She had meant to call him back to earth, but not like this! Here was again the incomprehensible look that had rested upon her at dinner, but with an added fierceness of anger so foreign to all she had known of him that she felt as if it slashed her.

“Oh, what has happened? David, what have I done?”

She clasped and wrung her hands. On her heat of pleading his answer fell like ice.

“Done?” he echoed, with that pale smile that seemed to mock at itself; “done, my fair cousin? Nothing in truth that anyone—I least of all—could find fault with. It would be as wise to chide the winds for shifting from north to south as to hold a woman responsible for her own nature.”

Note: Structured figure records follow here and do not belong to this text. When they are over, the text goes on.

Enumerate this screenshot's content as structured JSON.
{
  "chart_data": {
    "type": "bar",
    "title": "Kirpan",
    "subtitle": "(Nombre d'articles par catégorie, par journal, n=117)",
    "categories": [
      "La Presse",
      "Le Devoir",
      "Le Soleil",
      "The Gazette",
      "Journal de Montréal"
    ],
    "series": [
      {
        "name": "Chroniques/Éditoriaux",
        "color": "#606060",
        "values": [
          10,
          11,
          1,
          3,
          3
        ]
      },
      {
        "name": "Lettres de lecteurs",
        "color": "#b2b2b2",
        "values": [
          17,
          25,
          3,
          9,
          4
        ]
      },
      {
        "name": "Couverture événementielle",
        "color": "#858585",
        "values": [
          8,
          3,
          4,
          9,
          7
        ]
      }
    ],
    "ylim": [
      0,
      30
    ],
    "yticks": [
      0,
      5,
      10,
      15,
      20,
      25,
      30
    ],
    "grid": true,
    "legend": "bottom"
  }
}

His light tones was in startling contrast with the flame of his eye. All unaware of any incident of the day that could have afforded ground for this change, she found as yet no clue in his words to guide her.

“David, David—what is it?” she cried again.

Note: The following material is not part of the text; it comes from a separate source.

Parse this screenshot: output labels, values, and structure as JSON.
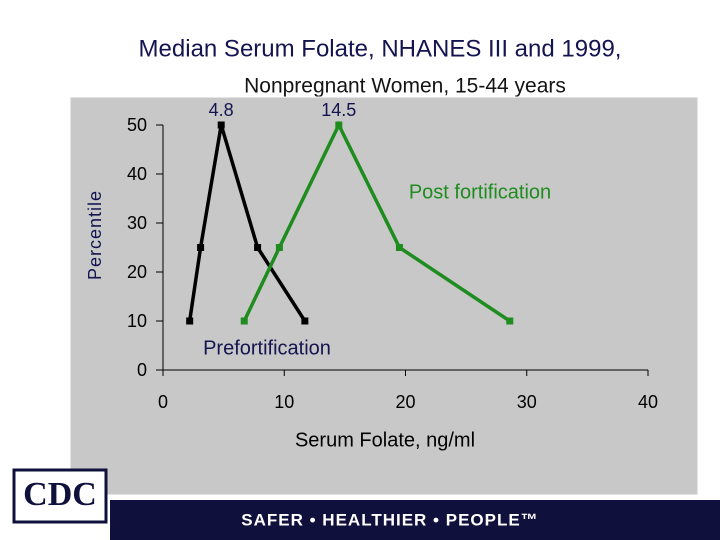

In the anguish of her desire to break down the barrier between them, to get close to his soul again, she stepped towards him, hardly noticing that he drew back from her until he was brought up by the parapet of the platform. When he could retreat no further, he threw out his hand with a forbidding gesture.

She stood obedient but bewildered, as a child that is threatened though it knows not why. The winds of the summer night played with the tendrils of her hair and softly blew the fair white fabric of her gown closer against her, while the tide of moon rays, pouring over her bare shoulders and arms, glorifying the smooth skin with a radiant gleam as of mother-of-pearl, flashed back in scintillations from the burnished embroideries of her robes; so that, with the heaving of her breast and the tremor which shook her whole frame, she seemed to be enveloped with running silver fires.

Something—a passion, a mad desire—flickered into the man’s face, as if, for an instant, a hidden fire had leapt up. The next instant this was succeeded by the former cruel gaze of contempt and anger, the more intense because so icily controlled. Once more measuring her from head to foot, he murmured, with an extraordinary bitterness of accent:

“Are all women either fools or wantons?”